Eugene T. Paslov: Shirley Sherrod’s dilemma is all of ours
President Obama fell into a trap. The NAACP was snookered. Most of the news media forgot the basic rules of journalism.
As David Brooks pointed out on Meet the Press (July 25, 2010), “As a young journalist in Chicago, I learned that if you hear your mother loves you, check it out.” No one checked anything.
The right wing went immediately for the jugular. They (Glen Beck and Andrew Breitbart – the Tea Party blogger who initially spread the misleading video clip about Shirley Sherrod, a black Department of Agriculture official who worked in Georgia) fired off numerous allegations claiming the Obama administration was racist, Shirley Sherrod was racist, and the NAACP national organization was racist. Everyone but the Tea Party was racist.
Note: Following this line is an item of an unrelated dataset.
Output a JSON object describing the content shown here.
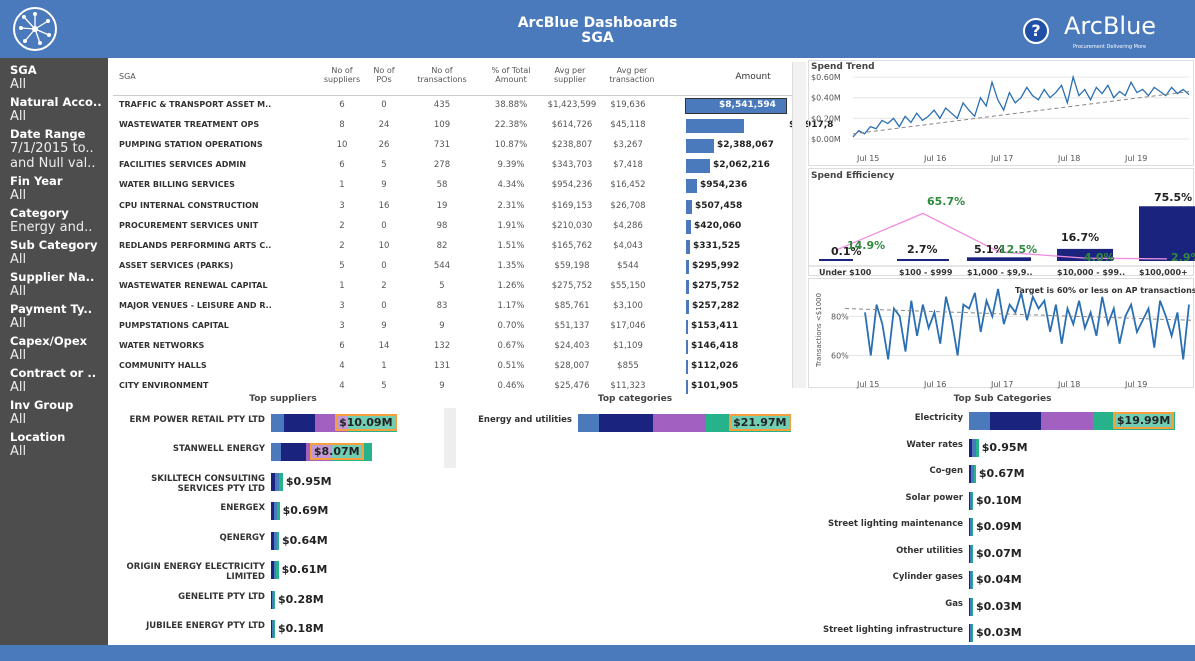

One wonders how reasonable people (those in the Obama administration, our premier civil rights organization, and even those in the Tea Party who are hard working, decent people who are fearful for their future) could be led down the slippery slope of charges of racism. How an accusation of racism against our nation’s leadership could develop a narrative of its own is frightening. It’s a deadly malady, and we must begin working on a cure.
On the surface, it appears that most of the administration and its supporters were acting out of fear.
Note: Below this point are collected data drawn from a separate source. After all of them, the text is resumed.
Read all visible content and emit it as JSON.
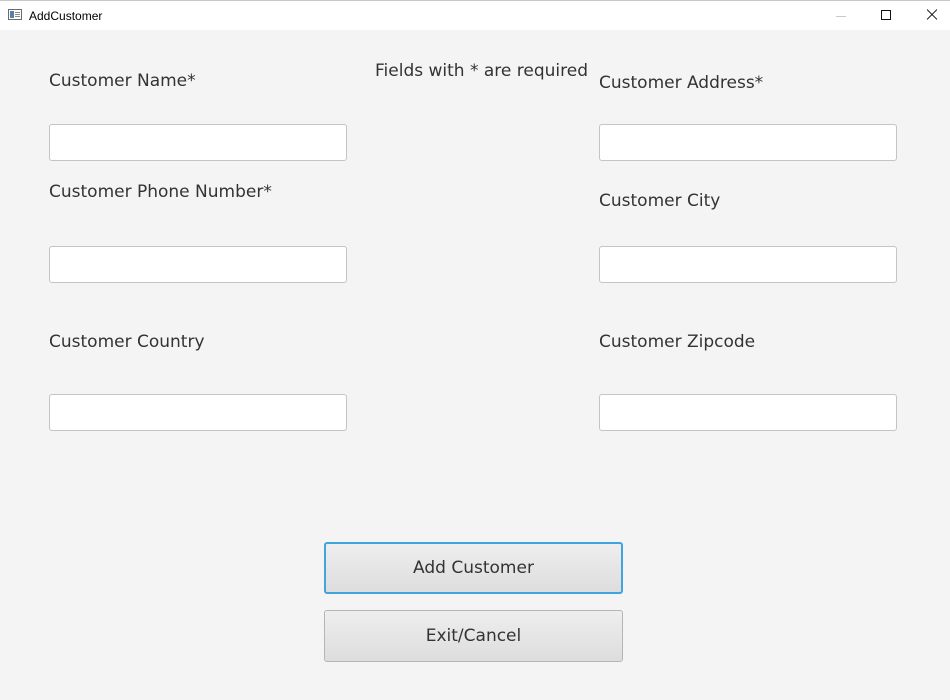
{
  "window": {
    "title": "AddCustomer"
  },
  "form": {
    "required_note": "Fields with * are required",
    "name_label": "Customer Name*",
    "name_value": "",
    "address_label": "Customer Address*",
    "address_value": "",
    "phone_label": "Customer Phone Number*",
    "phone_value": "",
    "city_label": "Customer City",
    "city_value": "",
    "country_label": "Customer Country",
    "country_value": "",
    "zipcode_label": "Customer Zipcode",
    "zipcode_value": ""
  },
  "actions": {
    "add_label": "Add Customer",
    "exit_label": "Exit/Cancel"
  },
  "colors": {
    "background": "#f4f4f4",
    "focus_ring": "#3fa5dc"
  },
  "icons": {
    "app": "app-window-icon",
    "minimize": "minimize-icon",
    "maximize": "maximize-icon",
    "close": "close-icon"
  }
}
The Obama administration didn’t want to be seen as supporting an alleged racist black woman (not bothering to check out her story). They were frightened of the right-wing political machine that immediately went into action trying to impregnate the administration with politically salacious charges.
The NAACP was frightened. The right-wing political backlash is formidable and can be used to destroy even an honorable, historically significant institution like the NAACP.
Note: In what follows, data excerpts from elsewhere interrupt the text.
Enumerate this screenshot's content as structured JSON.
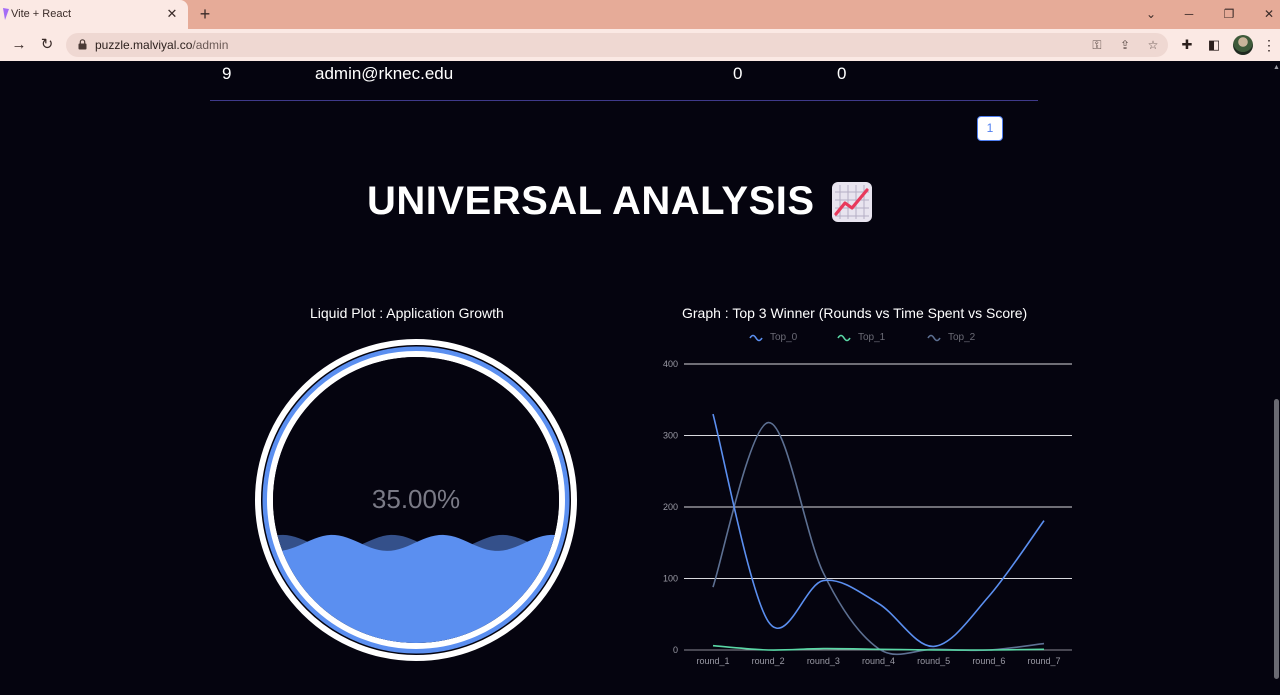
{
  "browser": {
    "tab_title": "Vite + React",
    "url_host": "puzzle.malviyal.co",
    "url_path": "/admin"
  },
  "table_row": {
    "rank": "9",
    "email": "admin@rknec.edu",
    "col3": "0",
    "col4": "0"
  },
  "pagination": {
    "current_page": "1"
  },
  "headline": "UNIVERSAL ANALYSIS",
  "headline_icon": "chart-increasing-icon",
  "liquid": {
    "title": "Liquid Plot : Application Growth",
    "percent": 0.35,
    "label": "35.00%",
    "fill_color": "#5b8ff0"
  },
  "line_chart": {
    "title": "Graph : Top 3 Winner (Rounds vs Time Spent vs Score)"
  },
  "chart_data": {
    "type": "line",
    "categories": [
      "round_1",
      "round_2",
      "round_3",
      "round_4",
      "round_5",
      "round_6",
      "round_7"
    ],
    "series": [
      {
        "name": "Top_0",
        "color": "#5b8ff0",
        "values": [
          330,
          40,
          97,
          65,
          5,
          75,
          181
        ]
      },
      {
        "name": "Top_1",
        "color": "#5ad8a6",
        "values": [
          6,
          0,
          2,
          1,
          0,
          0,
          1
        ]
      },
      {
        "name": "Top_2",
        "color": "#5d7092",
        "values": [
          88,
          318,
          108,
          2,
          1,
          0,
          9
        ]
      }
    ],
    "yticks": [
      0,
      100,
      200,
      300,
      400
    ],
    "ylim": [
      0,
      400
    ],
    "grid": true,
    "legend_position": "top"
  }
}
Look at what right-wing bloggers did to ACORN. (By the way, it was the same Andrew Breitbart who was involved in the fictional prostitution scam that brought down ACORN.) Fear has taken hold of our political system and its leaders are terrified.
There are three take-a-ways from this incident: First, don’t trust right-wing ideologues – Breitbart, Beck, et. al. – to say anything truthful. They are only interested in political damage and will lie to achieve it.
Second, The Obama administration and our civil rights organizations must exercise political courage and backbone. Check out information and fight for what is right.
And finally, Shirley Sherrod had an epiphany. Her father was killed by a white farmer and she overcame her rage. She learned to work with the poor, regardless of their race. She helped them. It was what her father had taught her.
It’s what we all need to learn.
• Eugene Paslov is a board member of the Davidson Academy at the University of Nevada, Reno and the former Nevada state superintendent of schools.